BLM fails to change with coal market

A federal judge ruled in March that the federal government’s plans to open up the entire Powder River Basin to 10 billion tons of coal leasing violated the law. As ranchers in the Powder River Basin who deal with the impacts of mineral development, we believe this is a very good decision.

In 2015, the Bureau of Land Management finalized a pair of “resource management plans.” BLM’s plans must balance the uses of public land between agriculture, wildlife, recreation, minerals development and more. Instead, BLM opened up nearly every acre of federal coal in the Powder River Basin to coal leasing.

This is old hat for BLM, which in the 1974 North Central Power Study called for the northern Great Plains to become a national sacrifice area for widespread coal development — consequences for agriculture, residents, and the global climate be damned.
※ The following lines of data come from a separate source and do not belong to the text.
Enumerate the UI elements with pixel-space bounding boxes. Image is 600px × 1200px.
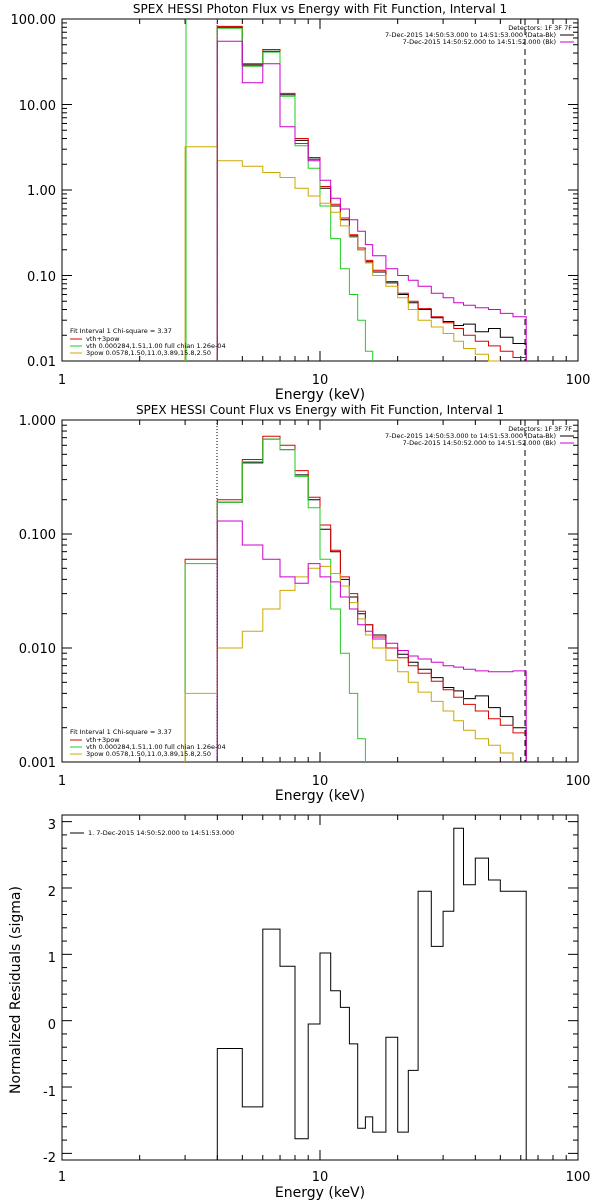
panel3-ylabel: Normalized Residuals (sigma) bbox=[8, 886, 24, 1094]
panel2-title: SPEX HESSI Count Flux vs Energy with Fit… bbox=[136, 403, 504, 417]
panel1-legend-line-2: 7-Dec-2015 14:50:52.000 to 14:51:52.000 … bbox=[403, 38, 556, 46]
panel2-ytick-1: 0.010 bbox=[19, 642, 56, 657]
spex-figure: SPEX HESSI Photon Flux vs Energy with Fi… bbox=[0, 0, 600, 1200]
panel2-xtick-1: 10 bbox=[312, 774, 329, 789]
panel1-legend-bottomleft: Fit Interval 1 Chi-square = 3.37 vth+3po… bbox=[70, 327, 226, 357]
panel3-ytick-1: -1 bbox=[43, 1085, 56, 1100]
series-0-3-line bbox=[185, 147, 500, 361]
panel3-xlabel: Energy (keV) bbox=[275, 1185, 365, 1200]
count-flux-panel: SPEX HESSI Count Flux vs Energy with Fit… bbox=[19, 403, 591, 804]
panel1-ytick-2: 1.00 bbox=[27, 184, 56, 199]
panel2-ytick-0: 0.001 bbox=[19, 756, 56, 771]
panel1-xtick-0: 1 bbox=[58, 373, 66, 388]
panel2-fit-line-3: 3pow 0.0578,1.50,11.0,3.89,15.8,2.50 bbox=[86, 750, 211, 758]
panel1-legend-topright: Detectors: 1F 3F 7F 7-Dec-2015 14:50:53.… bbox=[385, 24, 574, 46]
panel2-xtick-2: 100 bbox=[566, 774, 591, 789]
series-1-2-line bbox=[185, 439, 365, 762]
panel1-ytick-1: 0.10 bbox=[27, 270, 56, 285]
series-0-0-line bbox=[217, 27, 526, 361]
series-1-0-line bbox=[217, 439, 526, 762]
panel1-fit-line-3: 3pow 0.0578,1.50,11.0,3.89,15.8,2.50 bbox=[86, 349, 211, 357]
panel3-legend-label: 1. 7-Dec-2015 14:50:52.000 to 14:51:53.0… bbox=[88, 829, 234, 837]
series-0-4-line bbox=[217, 41, 526, 361]
panel3-series bbox=[217, 828, 526, 1160]
panel1-xtick-2: 100 bbox=[566, 373, 591, 388]
panel3-xtick-0: 1 bbox=[58, 1170, 66, 1185]
series-1-1-line bbox=[185, 436, 526, 762]
panel1-fit-heading: Fit Interval 1 Chi-square = 3.37 bbox=[70, 327, 172, 335]
series-1-4-line bbox=[217, 521, 526, 762]
panel2-series bbox=[185, 436, 526, 762]
panel1-series bbox=[185, 26, 526, 361]
panel3-legend: 1. 7-Dec-2015 14:50:52.000 to 14:51:53.0… bbox=[70, 829, 234, 837]
panel2-ytick-3: 1.000 bbox=[19, 414, 56, 429]
panel1-xlabel: Energy (keV) bbox=[275, 387, 365, 403]
series-2-0-line bbox=[217, 828, 526, 1160]
panel1-xtick-1: 10 bbox=[312, 373, 329, 388]
panel3-xtick-2: 100 bbox=[566, 1170, 591, 1185]
panel3-ytick-5: 3 bbox=[48, 818, 56, 833]
residuals-panel: -2 -1 0 1 2 3 1 10 100 Energy (keV) Norm… bbox=[8, 815, 590, 1200]
panel3-ytick-2: 0 bbox=[48, 1018, 56, 1033]
panel2-legend-line-2: 7-Dec-2015 14:50:52.000 to 14:51:52.000 … bbox=[403, 439, 556, 447]
panel1-ytick-3: 10.00 bbox=[19, 99, 56, 114]
panel2-legend-topright: Detectors: 1F 3F 7F 7-Dec-2015 14:50:53.… bbox=[385, 425, 574, 447]
panel2-legend-bottomleft: Fit Interval 1 Chi-square = 3.37 vth+3po… bbox=[70, 728, 226, 758]
series-0-2-line bbox=[217, 28, 372, 361]
panel3-xtick-1: 10 bbox=[312, 1170, 329, 1185]
panel2-xlabel: Energy (keV) bbox=[275, 788, 365, 804]
panel2-ytick-2: 0.100 bbox=[19, 528, 56, 543]
panel1-ytick-4: 100.00 bbox=[11, 13, 57, 28]
panel2-xtick-0: 1 bbox=[58, 774, 66, 789]
panel3-ytick-0: -2 bbox=[43, 1151, 56, 1166]
photon-flux-panel: SPEX HESSI Photon Flux vs Energy with Fi… bbox=[11, 2, 591, 403]
panel1-title: SPEX HESSI Photon Flux vs Energy with Fi… bbox=[133, 2, 507, 16]
panel3-ytick-3: 1 bbox=[48, 951, 56, 966]
panel2-fit-heading: Fit Interval 1 Chi-square = 3.37 bbox=[70, 728, 172, 736]
panel1-ytick-0: 0.01 bbox=[27, 355, 56, 370]
panel3-ytick-4: 2 bbox=[48, 885, 56, 900]
series-0-1-line bbox=[217, 26, 526, 361]
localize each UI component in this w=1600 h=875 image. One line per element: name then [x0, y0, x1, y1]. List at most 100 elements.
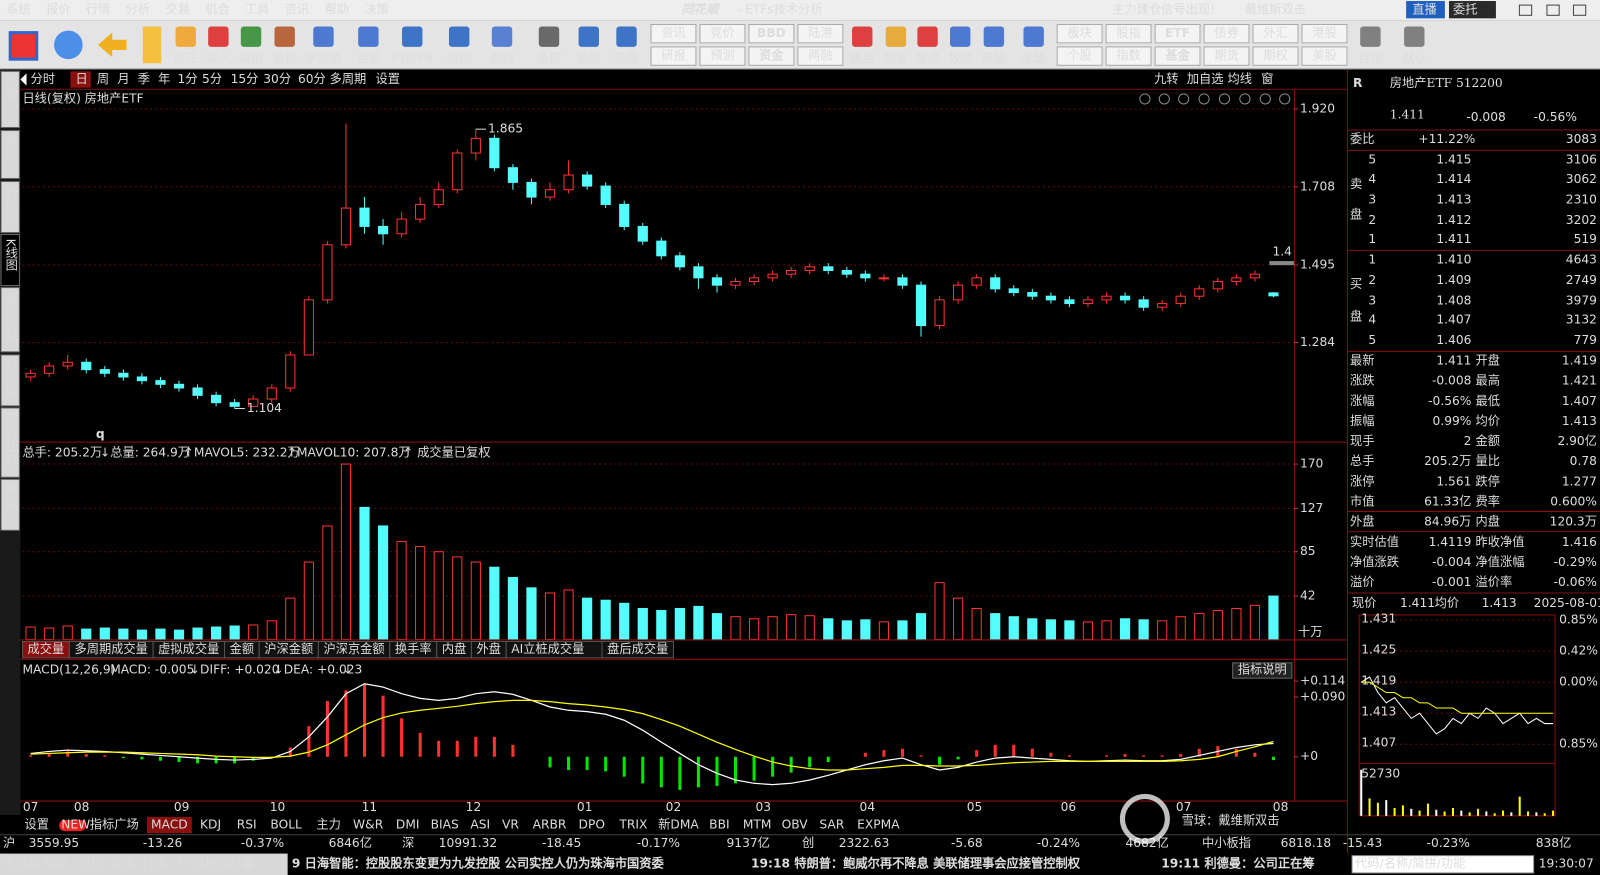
indicator-tab[interactable]: DPO	[579, 818, 605, 832]
search-box[interactable]	[1351, 855, 1535, 874]
side-tab[interactable]	[0, 70, 20, 128]
indicator-tab[interactable]: 主力	[316, 818, 340, 832]
toolbar-button[interactable]: 全球	[1021, 51, 1045, 66]
period-tab[interactable]: 日	[76, 72, 88, 86]
period-tab[interactable]: 年	[158, 72, 170, 86]
toolbar-cell-label[interactable]: 期货	[1214, 48, 1238, 63]
chart-icon[interactable]	[1158, 93, 1170, 105]
period-tab[interactable]: 60分	[298, 72, 326, 86]
period-tab[interactable]: 5分	[202, 72, 222, 86]
indicator-tab-label[interactable]: 金额	[230, 641, 254, 656]
live-label[interactable]: 直播	[1412, 3, 1436, 17]
indicator-tab[interactable]	[601, 640, 674, 659]
toolbar-button[interactable]: F10/F9	[391, 52, 433, 66]
indicator-tab[interactable]: 指标广场	[90, 817, 139, 832]
search-placeholder[interactable]: 代码/名称/简拼/功能	[1355, 855, 1465, 870]
help-button-label[interactable]: 指标说明	[1238, 662, 1287, 677]
status-link[interactable]: 7*24快讯	[176, 856, 230, 870]
indicator-tab[interactable]: MTM	[743, 818, 772, 832]
toolbar-icon[interactable]	[313, 26, 334, 47]
toolbar-icon[interactable]	[616, 26, 637, 47]
toolbar-icon[interactable]	[448, 26, 470, 47]
indicator-tab[interactable]: VR	[502, 818, 519, 832]
toolbar-cell[interactable]	[1154, 23, 1201, 44]
toolbar-cell-label[interactable]: 资讯	[661, 26, 685, 40]
toolbar-icon[interactable]	[983, 26, 1005, 47]
toolbar-cell[interactable]	[650, 23, 697, 44]
indicator-tab[interactable]: NEW	[61, 818, 90, 832]
window-control[interactable]	[1546, 4, 1560, 16]
toolbar-button[interactable]: 掘金	[884, 51, 908, 66]
period-tab[interactable]: 季	[138, 72, 150, 86]
toolbar-cell[interactable]	[1301, 46, 1348, 66]
indicator-tab[interactable]: EXPMA	[857, 818, 900, 832]
toolbar-cell-label[interactable]: 陆港	[808, 25, 832, 40]
toolbar-button[interactable]: 论股	[577, 52, 601, 66]
indicator-tab[interactable]: MACD	[151, 818, 188, 832]
side-tab-label[interactable]: 更多	[4, 483, 18, 508]
help-button[interactable]	[1232, 662, 1293, 679]
chart-icon[interactable]	[1259, 93, 1271, 105]
side-tab[interactable]	[0, 234, 20, 287]
period-tab[interactable]: 月	[117, 72, 129, 86]
indicator-tab-active[interactable]	[146, 816, 192, 834]
indicator-tab[interactable]: RSI	[237, 818, 257, 832]
chart-tool[interactable]: 窗	[1261, 72, 1273, 86]
toolbar-cell-label[interactable]: 外汇	[1263, 26, 1287, 40]
side-tab[interactable]	[0, 407, 20, 478]
chart-icon[interactable]	[1279, 93, 1291, 105]
toolbar-button[interactable]: 周期	[447, 52, 471, 66]
top-link[interactable]: 主力建仓信号出现!	[1112, 3, 1215, 17]
toolbar-button[interactable]: 多窗	[537, 52, 561, 66]
toolbar-cell[interactable]	[1252, 46, 1299, 66]
toolbar-button[interactable]: 模拟	[272, 52, 296, 66]
toolbar-cell[interactable]	[1301, 23, 1348, 44]
toolbar-cell-label[interactable]: ETF	[1165, 26, 1190, 40]
toolbar-icon[interactable]	[917, 26, 938, 47]
status-link[interactable]: 反馈	[43, 856, 67, 870]
side-tab-label[interactable]: 基金资料	[4, 291, 18, 340]
trade-label[interactable]: 委托	[1453, 3, 1477, 17]
toolbar-cell-label[interactable]: 研报	[661, 48, 685, 63]
toolbar-cell-label[interactable]: 板块	[1067, 26, 1091, 40]
indicator-tab[interactable]: BIAS	[431, 818, 459, 832]
indicator-tab-label[interactable]: 多周期成交量	[74, 641, 147, 656]
toolbar-cell-label[interactable]: 资金	[759, 48, 784, 63]
top-link[interactable]: 戴维斯双击	[1245, 2, 1306, 17]
window-control[interactable]	[1518, 4, 1533, 16]
toolbar-cell[interactable]	[650, 46, 697, 66]
toolbar-icon[interactable]	[358, 26, 379, 47]
toolbar-button[interactable]: 热点	[850, 52, 874, 66]
period-tab[interactable]: 15分	[231, 72, 259, 86]
indicator-tab[interactable]: W&R	[353, 818, 384, 832]
toolbar-cell-label[interactable]: 两融	[808, 49, 832, 63]
chart-icon[interactable]	[1239, 93, 1251, 105]
toolbar-cell[interactable]	[699, 23, 746, 44]
toolbar-button[interactable]: 新股	[982, 51, 1006, 66]
news-item[interactable]: 19:18 特朗普：鲍威尔再不降息 美联储理事会应接管控制权	[751, 855, 1081, 870]
chart-icon[interactable]	[1218, 93, 1231, 105]
menu-item[interactable]: 报价	[46, 2, 70, 17]
menu-item[interactable]: 工具	[245, 3, 269, 17]
toolbar-cell-label[interactable]: 债券	[1214, 25, 1238, 40]
indicator-tab-label[interactable]: 外盘	[477, 641, 501, 656]
period-tab[interactable]: 设置	[376, 72, 400, 86]
chart-tool[interactable]: 均线	[1228, 72, 1252, 86]
toolbar-cell[interactable]	[1252, 23, 1299, 44]
period-tab[interactable]: 30分	[263, 72, 291, 86]
toolbar-button[interactable]: 数据	[948, 51, 972, 66]
toolbar-cell-label[interactable]: 竞价	[710, 26, 734, 40]
side-tab[interactable]	[0, 181, 20, 234]
side-tab-label[interactable]: 分时图	[4, 185, 18, 222]
app-logo[interactable]	[8, 31, 39, 61]
indicator-tab[interactable]: BOLL	[270, 818, 302, 832]
indicator-tab[interactable]: ARBR	[533, 818, 567, 832]
period-tab[interactable]: 多周期	[330, 72, 367, 86]
period-tab[interactable]: 1分	[178, 72, 198, 86]
toolbar-cell[interactable]	[797, 46, 844, 66]
period-tab[interactable]: 分时	[31, 72, 55, 86]
menu-item[interactable]: 决策	[364, 2, 388, 17]
toolbar-button[interactable]: 自定	[1358, 51, 1382, 66]
news-item[interactable]: 19:11 利德曼：公司正在筹	[1161, 855, 1314, 870]
indicator-tab[interactable]: BBI	[709, 818, 729, 832]
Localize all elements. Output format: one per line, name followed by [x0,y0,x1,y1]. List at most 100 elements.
As members of the Powder River Basin Resource Council and Northern Plains Resource Council, two groups challenging the plans in court, we were concerned that BLM was again promoting mineral development at the expense of agriculture. This is old hat for BLM, which in the 1974 North Central Power Study called for the northern Great Plains to become a national sacrifice area for widespread coal development — consequences for agriculture, residents, and the global climate be damned.

Wyoming ranch owner
LJ Turner looks over maps of possible coal leases in the Powder River Basin that would affect his ranch.

BLM’s resource management plans repeated this longstanding and misguided policy, ignoring the economic and social imperative of dealing with climate change. As ranchers, we see and feel the impacts of climate change all around us. Warmer, drier summers and more unpredictable spring rain mean less water for livestock and irrigation, more stress on animals and crops, and worsening fire seasons. Climate change affects the weather, and in agriculture, the weather can make or break us. Times are tough in agriculture right now, but they will become much tougher if we ignore climate change.

The resource management plans also ignored the on-the-ground reality of the shrinking coal industry. Coal power plants are shutting down left and right because they are becoming uneconomical to run. Today, even without subsidies, electricity from wind farms, solar plants, and natural gas is simply cheaper, and the coal mining industry has been quietly adjusting to this new reality. Since January 2017, coal companies have withdrawn or postponed applications for 65 percent of all the Powder River Basin coal those companies had previously applied to lease, about 1.65 billion tons. It’s a huge admission about the industry’s future direction.

An even bigger indication is that Peabody Energy and Arch Coal have quietly removed 4.4 billion tons of coal from their reserves. Those tons of coal were leased and anticipated by investors to be mined, and coal executives now acknowledge they are unmineable. It makes no sense for the government to double-down on coal leasing when the industry itself is hedging its bets.

We’re headed for a future after coal, and the federal government should be planning for it. This is a difficult conversation, especially because many of our neighbors make their living in coal. We don’t want their families to suffer any more than we want to deal with the impacts of climate change. The hard truth is that the industry’s collapse is beyond our control: electric utility executives in distant cities are ending coal.

We firmly believe coal companies and utilities must repay the profit they’ve made off of hard-working Montanans and Wyomingites instead of stranding coal workers and our communities high and dry. Meanwhile, BLM is pursuing business as usual instead of sensible policy for this transition.

Overall, we are relieved that a judge agrees with us that BLM’s coal leasing plans ignore important factors like climate change and the shrinking coal industry, but we’re looking ahead to the unfolding transition from coal with trepidation for what comes next for our region, communities and livelihood.